# Finding combined time to repair two machines where time is exponentially distributed

I am trying to solve the following problem.

The time $T$ required to repair a machine is an exponentially distributed random variable with mean 10 hours.

a) What is the probability that a repair takes at least 15 hours given that its duration exceeds 12 hours? b) What is the probability that the combined time to repair two machines is at least 20 hours?

Solution Attempt

Since mean is given to be 10 hours hence $\lambda = \dfrac {1}{10}$ and the probability distribution of the time is given as $e^{-\lambda t} = e^{-\dfrac {1}{10} t}$

a) $P(T>15 |T>12) = P(0$ repairs in $(12, 15]) = e^{-\dfrac {1}{10} 3}$

b) let $T_1$ be the r.v representing time to repair the first machine and $T_2$ be the r.v representing time to repair the second machine. So we seek to evaluate $P(T_1 + T_2 > 20)$ we know both of these time should be independent as the exponential distribution process to memory less but i am not sure how to proceed from here.
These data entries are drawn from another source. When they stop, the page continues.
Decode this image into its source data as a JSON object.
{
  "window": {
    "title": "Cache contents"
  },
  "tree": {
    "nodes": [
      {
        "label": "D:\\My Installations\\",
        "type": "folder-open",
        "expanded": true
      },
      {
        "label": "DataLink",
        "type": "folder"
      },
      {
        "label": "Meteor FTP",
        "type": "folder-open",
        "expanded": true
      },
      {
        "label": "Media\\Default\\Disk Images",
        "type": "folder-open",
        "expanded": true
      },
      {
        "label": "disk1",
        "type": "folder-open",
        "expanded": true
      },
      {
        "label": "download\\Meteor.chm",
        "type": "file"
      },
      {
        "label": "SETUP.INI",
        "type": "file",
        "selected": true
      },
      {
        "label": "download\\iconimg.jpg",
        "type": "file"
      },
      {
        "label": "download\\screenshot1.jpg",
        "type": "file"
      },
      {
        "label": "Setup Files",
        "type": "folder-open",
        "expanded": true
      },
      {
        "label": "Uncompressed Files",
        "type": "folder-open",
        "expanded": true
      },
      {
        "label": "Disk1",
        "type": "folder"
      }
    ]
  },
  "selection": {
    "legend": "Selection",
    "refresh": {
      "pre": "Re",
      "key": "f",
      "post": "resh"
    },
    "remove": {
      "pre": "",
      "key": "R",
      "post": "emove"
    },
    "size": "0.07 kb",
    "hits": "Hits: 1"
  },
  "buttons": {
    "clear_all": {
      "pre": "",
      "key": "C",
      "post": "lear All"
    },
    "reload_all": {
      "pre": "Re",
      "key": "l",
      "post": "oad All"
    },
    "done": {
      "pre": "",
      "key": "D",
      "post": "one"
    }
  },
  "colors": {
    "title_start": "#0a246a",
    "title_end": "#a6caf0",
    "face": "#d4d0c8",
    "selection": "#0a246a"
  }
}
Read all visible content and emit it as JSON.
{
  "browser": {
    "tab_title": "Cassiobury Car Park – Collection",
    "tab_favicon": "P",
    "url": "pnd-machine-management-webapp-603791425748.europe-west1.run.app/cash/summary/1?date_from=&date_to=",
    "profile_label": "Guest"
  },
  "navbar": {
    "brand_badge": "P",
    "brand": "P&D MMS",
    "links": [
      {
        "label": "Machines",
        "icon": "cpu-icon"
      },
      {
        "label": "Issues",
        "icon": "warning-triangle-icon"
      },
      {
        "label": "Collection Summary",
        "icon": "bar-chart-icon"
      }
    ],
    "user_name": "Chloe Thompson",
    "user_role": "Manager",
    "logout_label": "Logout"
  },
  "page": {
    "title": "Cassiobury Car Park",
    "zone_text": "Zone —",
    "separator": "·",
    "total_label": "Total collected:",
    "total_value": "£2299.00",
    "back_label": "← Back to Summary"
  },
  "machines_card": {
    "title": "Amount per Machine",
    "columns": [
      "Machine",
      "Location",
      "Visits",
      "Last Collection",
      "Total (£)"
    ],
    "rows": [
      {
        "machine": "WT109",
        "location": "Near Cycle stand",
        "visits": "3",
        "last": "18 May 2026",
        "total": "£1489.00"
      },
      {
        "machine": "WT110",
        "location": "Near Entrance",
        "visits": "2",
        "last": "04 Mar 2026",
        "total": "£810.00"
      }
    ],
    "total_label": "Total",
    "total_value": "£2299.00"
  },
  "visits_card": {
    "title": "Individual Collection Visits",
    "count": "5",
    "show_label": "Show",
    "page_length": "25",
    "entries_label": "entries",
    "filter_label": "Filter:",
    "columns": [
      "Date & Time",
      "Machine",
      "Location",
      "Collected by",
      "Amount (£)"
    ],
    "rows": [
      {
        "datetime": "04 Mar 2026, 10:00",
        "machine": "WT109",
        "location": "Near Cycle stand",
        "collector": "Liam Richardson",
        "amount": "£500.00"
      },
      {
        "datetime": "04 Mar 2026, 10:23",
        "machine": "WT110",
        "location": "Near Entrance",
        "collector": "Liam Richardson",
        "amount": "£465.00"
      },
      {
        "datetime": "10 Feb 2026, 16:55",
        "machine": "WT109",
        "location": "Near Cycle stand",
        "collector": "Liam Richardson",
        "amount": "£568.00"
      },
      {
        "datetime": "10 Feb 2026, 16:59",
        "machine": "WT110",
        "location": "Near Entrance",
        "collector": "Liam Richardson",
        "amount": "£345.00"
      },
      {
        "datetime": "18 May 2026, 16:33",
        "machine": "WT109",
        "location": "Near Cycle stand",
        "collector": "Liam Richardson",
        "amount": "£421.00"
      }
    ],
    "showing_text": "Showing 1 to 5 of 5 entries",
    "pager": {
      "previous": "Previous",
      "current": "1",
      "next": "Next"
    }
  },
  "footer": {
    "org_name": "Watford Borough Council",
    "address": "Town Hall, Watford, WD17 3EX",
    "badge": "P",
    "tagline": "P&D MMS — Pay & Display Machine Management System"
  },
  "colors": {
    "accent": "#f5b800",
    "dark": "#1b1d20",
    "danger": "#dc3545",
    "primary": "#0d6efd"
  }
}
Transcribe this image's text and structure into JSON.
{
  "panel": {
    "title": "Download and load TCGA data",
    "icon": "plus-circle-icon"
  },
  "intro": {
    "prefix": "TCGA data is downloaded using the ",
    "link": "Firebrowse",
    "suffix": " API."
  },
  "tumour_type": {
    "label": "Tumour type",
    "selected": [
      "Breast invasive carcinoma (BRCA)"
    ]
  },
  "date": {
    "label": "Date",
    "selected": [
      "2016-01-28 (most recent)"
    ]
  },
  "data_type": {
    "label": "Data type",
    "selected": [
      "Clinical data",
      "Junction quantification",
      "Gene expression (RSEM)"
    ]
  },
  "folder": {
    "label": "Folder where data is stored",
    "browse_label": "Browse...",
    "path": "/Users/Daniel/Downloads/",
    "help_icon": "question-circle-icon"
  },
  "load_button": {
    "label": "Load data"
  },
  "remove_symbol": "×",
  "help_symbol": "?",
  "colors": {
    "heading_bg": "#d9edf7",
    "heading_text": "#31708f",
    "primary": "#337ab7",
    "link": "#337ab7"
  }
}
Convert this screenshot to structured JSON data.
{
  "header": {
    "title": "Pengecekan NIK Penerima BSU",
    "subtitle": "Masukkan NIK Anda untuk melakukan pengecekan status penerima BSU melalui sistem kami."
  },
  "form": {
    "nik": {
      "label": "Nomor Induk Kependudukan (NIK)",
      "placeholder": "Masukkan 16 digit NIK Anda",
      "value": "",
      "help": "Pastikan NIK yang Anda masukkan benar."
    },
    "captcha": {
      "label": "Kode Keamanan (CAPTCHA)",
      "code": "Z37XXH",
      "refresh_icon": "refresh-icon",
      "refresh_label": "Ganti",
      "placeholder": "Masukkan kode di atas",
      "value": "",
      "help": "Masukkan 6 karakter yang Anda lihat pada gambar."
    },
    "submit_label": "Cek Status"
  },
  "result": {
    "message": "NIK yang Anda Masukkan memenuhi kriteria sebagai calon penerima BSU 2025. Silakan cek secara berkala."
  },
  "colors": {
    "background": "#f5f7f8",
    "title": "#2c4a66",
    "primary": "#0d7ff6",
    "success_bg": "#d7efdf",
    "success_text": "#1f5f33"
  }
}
Any help would be much appreciated.

• I think you have a problem. You are assuming that if machine 1 is repaired first then the time to repair machine 2 starts when machine 1 is repaired. This is not the case. but the memoryless property does tell you that given machine one is repaired at time T1 the remaining time to repair machine 2 still has the exponential distribution with rate 1/10. – Michael Chernick Aug 27 '12 at 20:43

## 2 Answers

$$\mathrm P(T_1+T_2\gt20)=\mathrm P(T_1\gt20)+\int_0^{20}\mathrm P(T_2\gt20-t)\cdot\lambda\mathrm e^{-\lambda t}\cdot\mathrm dt$$ $$\mathrm P(T_1+T_2\gt20)=\mathrm e^{-20\lambda}+\int_0^{20}\mathrm e^{-\lambda (20-t)}\cdot\lambda\mathrm e^{-\lambda t}\cdot\mathrm dt=\ ...$$

While the numerical answer you get for part (a) is correct, I think that your work indicates some misinterpretation of the concepts. $T$ is the time required to complete a repair, and its complementary cumulative distribution function is $\exp(-t/10)$, that is, $$P\{T > t\} = 1 - F_T(t) = e^{-t/10}.$$ The question in part (a) asks for a conditional probability $P\{T > 15 \mid T > 12\}$ which is by definition given by $$P\{T > 15 \mid T > 12\} = \frac{P(\{T > 15 \}\cap\{T > 12\})}{P\{T > 12\}} = \frac{P\{T > 15 \}}{P\{T > 12\}} = \frac{e^{-15/10}}{e^{-12/10}}= e^{-3/10}$$ which is the same answer as you obtained, but it is not the probability of $0$ repairs in $(12,15]$. The repairing began at time $t =0$ and the question asks: if the repair is still ongoing at time $t = 12$, what is the conditional probability that it is still ongoing at $t = 15$, and thus completes at some time $T$ larger than $15$. Your use of the phrase

$$0 ~ \text{repairs in} ~(12,15]$$

almost makes it sound like the repairs are a Poisson arrivals process.